Good clowns or comics make us see ourselves in relation to greater truths, and that is what creates the laughter. They make us see our own illusions, for we live a life with a lot of illusions about who we are and what we do. They make us see how funny and how ridiculous many of the things we do in life really are - how our strivings are often for things of dubious or temporary or superficial value.
Osho said “You are a fool, a joker, fooling yourself with illusory ideas that you are this or that. It’s a joke, an illusion. You only “are”.”
That, however, is a statement based on a universal reality. If we recognise this, then we can create a distance (a detachment) from whatever we are involved in; we become able to see its relativity.
A SPIRITUAL SEARCH
My path as an artistic clown and teacher is a spiritual search - a search for truth or enlightenment. It is an expression of my deepest yearning. Of course, not everyone understands my clowning at this level, and neither is this necessary. Clowning is the art of simplicity which can be appreciated by people from all walks of life, and naturally by children too.
This work with humour has also helped me in my own life and brought enormous healing for me.
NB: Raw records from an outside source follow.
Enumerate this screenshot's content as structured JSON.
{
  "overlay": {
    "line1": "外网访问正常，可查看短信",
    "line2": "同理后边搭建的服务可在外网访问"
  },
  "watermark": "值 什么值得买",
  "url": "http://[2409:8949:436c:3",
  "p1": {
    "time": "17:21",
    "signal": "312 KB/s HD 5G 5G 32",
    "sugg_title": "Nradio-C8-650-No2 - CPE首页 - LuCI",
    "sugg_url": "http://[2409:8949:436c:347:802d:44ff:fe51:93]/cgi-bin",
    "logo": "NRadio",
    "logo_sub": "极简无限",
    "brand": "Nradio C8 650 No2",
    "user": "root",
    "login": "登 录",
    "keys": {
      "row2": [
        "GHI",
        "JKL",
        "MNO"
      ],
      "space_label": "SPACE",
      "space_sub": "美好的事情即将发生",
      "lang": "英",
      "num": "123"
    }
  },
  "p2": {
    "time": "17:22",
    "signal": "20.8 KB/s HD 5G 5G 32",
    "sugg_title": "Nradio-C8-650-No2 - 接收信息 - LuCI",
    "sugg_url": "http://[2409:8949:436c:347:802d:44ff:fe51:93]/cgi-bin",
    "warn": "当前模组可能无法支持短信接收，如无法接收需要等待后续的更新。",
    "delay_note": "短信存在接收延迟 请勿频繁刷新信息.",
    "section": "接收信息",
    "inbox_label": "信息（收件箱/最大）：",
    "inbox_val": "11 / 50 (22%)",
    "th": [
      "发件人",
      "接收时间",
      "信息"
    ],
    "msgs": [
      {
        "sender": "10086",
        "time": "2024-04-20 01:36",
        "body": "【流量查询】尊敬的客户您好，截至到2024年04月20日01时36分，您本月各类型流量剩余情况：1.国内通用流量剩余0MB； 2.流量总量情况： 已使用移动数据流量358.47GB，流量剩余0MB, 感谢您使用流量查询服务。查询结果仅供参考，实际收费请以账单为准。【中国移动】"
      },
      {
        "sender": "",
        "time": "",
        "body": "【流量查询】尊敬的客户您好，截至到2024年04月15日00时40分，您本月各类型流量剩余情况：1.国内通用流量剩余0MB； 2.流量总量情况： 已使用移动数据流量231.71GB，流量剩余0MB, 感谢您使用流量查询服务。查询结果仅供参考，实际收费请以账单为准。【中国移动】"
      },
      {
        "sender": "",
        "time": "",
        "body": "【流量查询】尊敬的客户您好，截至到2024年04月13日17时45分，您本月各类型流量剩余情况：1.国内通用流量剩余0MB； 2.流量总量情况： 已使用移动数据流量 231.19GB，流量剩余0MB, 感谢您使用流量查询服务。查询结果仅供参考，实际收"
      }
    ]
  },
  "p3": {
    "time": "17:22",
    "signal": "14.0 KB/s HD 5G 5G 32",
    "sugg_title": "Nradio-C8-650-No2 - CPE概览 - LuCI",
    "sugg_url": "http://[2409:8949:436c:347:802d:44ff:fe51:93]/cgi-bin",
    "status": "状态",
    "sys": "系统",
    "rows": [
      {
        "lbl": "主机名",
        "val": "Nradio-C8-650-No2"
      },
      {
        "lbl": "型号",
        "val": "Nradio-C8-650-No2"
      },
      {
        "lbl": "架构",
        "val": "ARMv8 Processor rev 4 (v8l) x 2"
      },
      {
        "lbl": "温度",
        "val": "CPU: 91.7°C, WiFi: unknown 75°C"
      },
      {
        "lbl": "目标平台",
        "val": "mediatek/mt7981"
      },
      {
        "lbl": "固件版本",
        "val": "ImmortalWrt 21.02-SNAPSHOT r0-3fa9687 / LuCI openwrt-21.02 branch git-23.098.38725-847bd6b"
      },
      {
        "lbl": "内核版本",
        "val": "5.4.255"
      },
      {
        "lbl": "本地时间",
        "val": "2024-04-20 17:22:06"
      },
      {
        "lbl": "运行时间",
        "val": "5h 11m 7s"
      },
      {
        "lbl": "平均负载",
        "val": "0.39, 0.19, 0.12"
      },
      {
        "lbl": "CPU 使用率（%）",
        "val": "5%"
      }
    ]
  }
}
It has enabled me to be more relaxed, and to see the relativity of things and not to be so pushy in life - to see things from a higher perspective.
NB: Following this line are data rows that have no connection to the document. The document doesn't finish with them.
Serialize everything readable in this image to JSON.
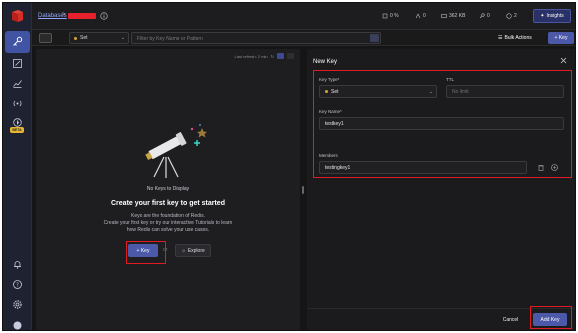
{
  "app": {
    "breadcrumb": "Databases",
    "breadcrumb_sep": ">"
  },
  "stats": [
    {
      "icon": "cpu-icon",
      "value": "0 %"
    },
    {
      "icon": "ops-icon",
      "value": "0"
    },
    {
      "icon": "memory-icon",
      "value": "362 KB"
    },
    {
      "icon": "keys-icon",
      "value": "0"
    },
    {
      "icon": "clients-icon",
      "value": "2"
    }
  ],
  "topbar": {
    "insights_label": "Insights"
  },
  "filter": {
    "type_value": "Set",
    "search_placeholder": "Filter by Key Name or Pattern",
    "bulk_actions_label": "Bulk Actions",
    "add_key_label": "+ Key"
  },
  "rail": {
    "badge": "BETA"
  },
  "left_panel": {
    "refresh_text": "Last refresh: 2 min",
    "no_keys": "No Keys to Display",
    "heading": "Create your first key to get started",
    "body_line1": "Keys are the foundation of Redis.",
    "body_line2": "Create your first key or try our interactive Tutorials to learn",
    "body_line3": "how Redis can solve your use cases.",
    "add_key_label": "+ Key",
    "or_text": "or",
    "explore_label": "Explore"
  },
  "new_key": {
    "title": "New Key",
    "key_type_label": "Key Type*",
    "key_type_value": "Set",
    "ttl_label": "TTL",
    "ttl_placeholder": "No limit",
    "key_name_label": "Key Name*",
    "key_name_value": "testkey1",
    "members_label": "Members",
    "member_value": "testingkey1",
    "cancel_label": "Cancel",
    "add_key_label": "Add Key"
  },
  "colors": {
    "accent": "#4b59a8",
    "highlight": "#e01b24",
    "set_dot": "#d6a437",
    "beta": "#e6b532"
  }
}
Actually, this clowning and this humour come from a deep, sad place via many tears. My childhood was difficult - I had to grow through a lot of pain and struggle. This made me look for humour, and that has helped me. All my life experiences, the pain and the tears, are absolutely vital in my clowning. Now I can see how those experiences have helped me to understand life and to understand other people’s struggles. All this has helped me to get to the point where I can experience life fully and intensely. I know about the tragic side of life, the loneliness that most of us go through at some point in our lives, the yearning for love or for inner peace, or the longing just to be with true friends.
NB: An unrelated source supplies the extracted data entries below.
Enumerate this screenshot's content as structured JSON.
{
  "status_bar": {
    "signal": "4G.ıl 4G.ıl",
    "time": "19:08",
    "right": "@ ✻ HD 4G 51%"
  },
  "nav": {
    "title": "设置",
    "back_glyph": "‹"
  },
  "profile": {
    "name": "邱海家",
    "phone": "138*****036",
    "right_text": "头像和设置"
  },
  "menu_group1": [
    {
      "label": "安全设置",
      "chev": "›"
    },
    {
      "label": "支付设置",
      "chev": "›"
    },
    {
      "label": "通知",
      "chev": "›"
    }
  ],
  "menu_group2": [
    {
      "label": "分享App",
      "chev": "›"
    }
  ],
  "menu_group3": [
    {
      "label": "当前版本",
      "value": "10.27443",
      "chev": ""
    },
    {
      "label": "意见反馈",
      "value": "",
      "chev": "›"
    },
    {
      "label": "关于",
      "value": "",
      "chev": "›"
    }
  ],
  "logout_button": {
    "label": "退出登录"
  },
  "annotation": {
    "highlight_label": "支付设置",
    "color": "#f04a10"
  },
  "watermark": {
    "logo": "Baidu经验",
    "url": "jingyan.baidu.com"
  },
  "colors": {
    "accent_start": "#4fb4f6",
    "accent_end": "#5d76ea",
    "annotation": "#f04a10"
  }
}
At some point we all have to face the choice either to accept our alone-ness in this world or to fight against this truth. Either way there is tragedy and struggle involved, but when we arrive at acceptance, then there is grace, beauty and love in the midst of all the pain. And from this space a sacred artist, a clown, a comic can draw enormous, deep, touching inspiration.
I always say to people (because it is what I deeply feel), that you can’t be a good clown without having a strong connection to your own tears, your own tragedy. People have been telling me for years that I am a very serious person, that they can’t imagine me being a clown. This is said about other clowns as well. In daily life these clowns are also very serious people. It has to do with not being superficial, but rather going into the depths of life. And in these depths there are both the shadow and light sides.
I can draw a lot of inspiration from getting in touch with my sadness and my tears and from there journeying towards humour. It’s a journey through the world of dualities, going from tears to laughter and back again. That journey of playing with dualities, with opposites, is the exciting part, because when we do it with full awareness it can raise our consciousness far beyond the dualistic world into a space where we experience inner freedom. There we find the space for joy, heart-felt humour, delight and wonder.
THE INNOCENT CHILD WITHIN
In my work I guide people into the world of humour, of opening up to their creative power and of getting in touch with that innocent child that we all have within us. This child is a big part of the sacred art of clowning: the feeling and expression of wonder and delight, which is an expression of gratitude for being alive.